Her office felt smaller.

"That's not how ethics works."

"No," he agreed softly. "It's not."

Silence stretched.

She could hear students laughing faintly outside.

Normal. Everything was normal.

"You're playing with hypotheticals," she said.

"Am I?"

His eyes dropped briefly to her mouth before returning to her eyes.

"Careful, Dr. Vance," he murmured.

The same words from the bar.

Her composure fractured—not outwardly, but internally. A hairline crack.

"This conversation," she said evenly, "is academic."

"Of course."

"But if it stops being academic—"

"It won't."

They both knew that was a lie.

A long, dangerous pause.

Then Julian stood.

"I'll see you Monday," he said.

At the door, he hesitated.

"By the way," he added quietly, "I won't be dropping your class."

The door closed behind him.

Elena remained seated long after the sound of his footsteps faded.
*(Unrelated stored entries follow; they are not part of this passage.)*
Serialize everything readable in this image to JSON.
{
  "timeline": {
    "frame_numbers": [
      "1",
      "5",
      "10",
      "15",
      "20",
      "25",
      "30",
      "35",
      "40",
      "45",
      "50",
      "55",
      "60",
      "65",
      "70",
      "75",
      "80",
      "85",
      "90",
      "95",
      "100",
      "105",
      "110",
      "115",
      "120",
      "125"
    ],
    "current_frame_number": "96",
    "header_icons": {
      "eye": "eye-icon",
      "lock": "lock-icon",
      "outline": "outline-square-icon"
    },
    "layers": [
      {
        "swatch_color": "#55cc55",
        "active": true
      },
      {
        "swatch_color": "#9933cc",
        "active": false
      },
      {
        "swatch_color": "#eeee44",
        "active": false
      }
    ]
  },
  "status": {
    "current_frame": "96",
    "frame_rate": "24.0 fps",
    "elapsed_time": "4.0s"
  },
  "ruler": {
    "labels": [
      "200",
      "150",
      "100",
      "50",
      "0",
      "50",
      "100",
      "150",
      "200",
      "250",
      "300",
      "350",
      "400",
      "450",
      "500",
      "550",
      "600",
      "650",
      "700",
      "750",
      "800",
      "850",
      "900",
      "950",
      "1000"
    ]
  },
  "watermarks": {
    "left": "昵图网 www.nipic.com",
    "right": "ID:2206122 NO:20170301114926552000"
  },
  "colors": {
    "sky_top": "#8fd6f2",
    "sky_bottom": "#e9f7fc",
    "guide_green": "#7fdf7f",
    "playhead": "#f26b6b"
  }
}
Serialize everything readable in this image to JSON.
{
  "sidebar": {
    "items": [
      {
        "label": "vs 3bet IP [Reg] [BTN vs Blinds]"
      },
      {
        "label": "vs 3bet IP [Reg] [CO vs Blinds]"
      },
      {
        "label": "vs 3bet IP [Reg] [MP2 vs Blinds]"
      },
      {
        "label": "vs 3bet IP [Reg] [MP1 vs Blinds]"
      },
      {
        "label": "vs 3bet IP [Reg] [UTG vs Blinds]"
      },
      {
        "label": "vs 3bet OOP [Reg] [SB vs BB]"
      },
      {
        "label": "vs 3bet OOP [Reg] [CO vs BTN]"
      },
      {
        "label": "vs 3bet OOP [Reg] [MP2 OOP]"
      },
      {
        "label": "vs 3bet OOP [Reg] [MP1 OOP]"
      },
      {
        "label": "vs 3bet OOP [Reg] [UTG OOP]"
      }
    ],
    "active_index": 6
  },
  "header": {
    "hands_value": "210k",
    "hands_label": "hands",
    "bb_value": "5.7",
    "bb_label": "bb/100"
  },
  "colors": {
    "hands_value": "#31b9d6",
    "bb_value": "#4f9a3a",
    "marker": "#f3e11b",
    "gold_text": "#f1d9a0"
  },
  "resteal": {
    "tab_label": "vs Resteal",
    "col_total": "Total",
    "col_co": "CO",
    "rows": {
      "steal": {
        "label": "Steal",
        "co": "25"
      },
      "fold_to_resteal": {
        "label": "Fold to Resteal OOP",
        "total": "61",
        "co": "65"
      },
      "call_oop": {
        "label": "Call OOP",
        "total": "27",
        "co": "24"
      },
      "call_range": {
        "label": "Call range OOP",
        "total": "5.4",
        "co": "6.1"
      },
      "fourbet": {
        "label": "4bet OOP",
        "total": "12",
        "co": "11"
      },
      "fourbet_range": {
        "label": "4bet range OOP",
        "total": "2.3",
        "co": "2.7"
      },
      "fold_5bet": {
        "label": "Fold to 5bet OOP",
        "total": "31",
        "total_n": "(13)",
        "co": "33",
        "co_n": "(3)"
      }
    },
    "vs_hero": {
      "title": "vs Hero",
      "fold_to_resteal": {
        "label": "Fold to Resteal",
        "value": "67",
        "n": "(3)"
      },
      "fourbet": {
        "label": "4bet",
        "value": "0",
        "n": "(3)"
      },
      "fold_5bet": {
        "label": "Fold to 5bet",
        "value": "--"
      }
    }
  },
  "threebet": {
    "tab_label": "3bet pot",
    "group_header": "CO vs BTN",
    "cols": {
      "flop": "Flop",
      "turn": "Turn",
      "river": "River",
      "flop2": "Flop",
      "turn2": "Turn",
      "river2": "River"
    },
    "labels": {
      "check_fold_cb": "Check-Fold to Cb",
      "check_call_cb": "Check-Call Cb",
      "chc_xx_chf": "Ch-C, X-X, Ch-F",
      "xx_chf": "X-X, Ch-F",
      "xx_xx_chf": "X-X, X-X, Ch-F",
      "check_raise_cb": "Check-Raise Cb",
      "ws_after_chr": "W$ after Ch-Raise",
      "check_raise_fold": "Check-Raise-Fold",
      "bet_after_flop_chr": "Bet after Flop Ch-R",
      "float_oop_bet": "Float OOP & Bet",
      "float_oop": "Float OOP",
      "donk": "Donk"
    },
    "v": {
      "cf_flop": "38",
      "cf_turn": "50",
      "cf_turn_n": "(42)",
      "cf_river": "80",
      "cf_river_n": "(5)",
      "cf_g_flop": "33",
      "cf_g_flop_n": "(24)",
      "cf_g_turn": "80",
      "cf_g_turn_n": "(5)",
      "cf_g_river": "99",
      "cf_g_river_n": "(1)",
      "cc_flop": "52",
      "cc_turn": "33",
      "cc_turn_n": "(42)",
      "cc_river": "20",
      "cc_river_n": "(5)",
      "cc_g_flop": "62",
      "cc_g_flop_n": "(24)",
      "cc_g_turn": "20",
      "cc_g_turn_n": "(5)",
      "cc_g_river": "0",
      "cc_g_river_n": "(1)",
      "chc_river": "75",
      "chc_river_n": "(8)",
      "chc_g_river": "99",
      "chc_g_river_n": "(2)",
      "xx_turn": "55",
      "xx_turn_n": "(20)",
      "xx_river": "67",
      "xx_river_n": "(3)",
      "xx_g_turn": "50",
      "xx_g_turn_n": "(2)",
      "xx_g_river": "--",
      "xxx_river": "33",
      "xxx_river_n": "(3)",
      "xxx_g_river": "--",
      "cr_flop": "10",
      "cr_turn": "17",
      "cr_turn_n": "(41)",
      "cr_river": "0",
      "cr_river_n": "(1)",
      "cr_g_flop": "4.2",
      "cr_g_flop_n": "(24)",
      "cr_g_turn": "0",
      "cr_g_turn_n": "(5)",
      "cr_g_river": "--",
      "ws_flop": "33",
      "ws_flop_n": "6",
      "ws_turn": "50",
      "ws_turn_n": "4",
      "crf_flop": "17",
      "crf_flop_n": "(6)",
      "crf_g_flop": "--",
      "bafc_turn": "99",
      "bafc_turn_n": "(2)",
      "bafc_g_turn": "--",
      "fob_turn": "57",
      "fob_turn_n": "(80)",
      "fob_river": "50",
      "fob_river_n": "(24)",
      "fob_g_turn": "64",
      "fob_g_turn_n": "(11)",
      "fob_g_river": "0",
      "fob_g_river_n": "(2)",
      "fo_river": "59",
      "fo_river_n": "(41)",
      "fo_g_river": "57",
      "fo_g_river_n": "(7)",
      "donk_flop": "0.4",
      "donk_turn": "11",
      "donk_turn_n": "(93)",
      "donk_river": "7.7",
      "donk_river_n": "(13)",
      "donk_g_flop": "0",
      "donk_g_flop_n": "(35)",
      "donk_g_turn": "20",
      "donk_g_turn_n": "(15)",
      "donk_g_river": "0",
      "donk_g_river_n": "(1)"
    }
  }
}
On her desk lay the printed syllabus.

Under the heading Course Expectations, one line stood out:

Professional boundaries must be maintained at all times.

Her hand hovered over it.

Outside, the campus bell rang the hour.

And for the first time in years, Dr. Elena Vance wasn't entirely certain she could follow her own rules.

Monday would come.

And with it, consequences.

But for now, the tension remained—unresolved, coiled, and waiting.

Like a lesson neither of them was prepared to unlearn.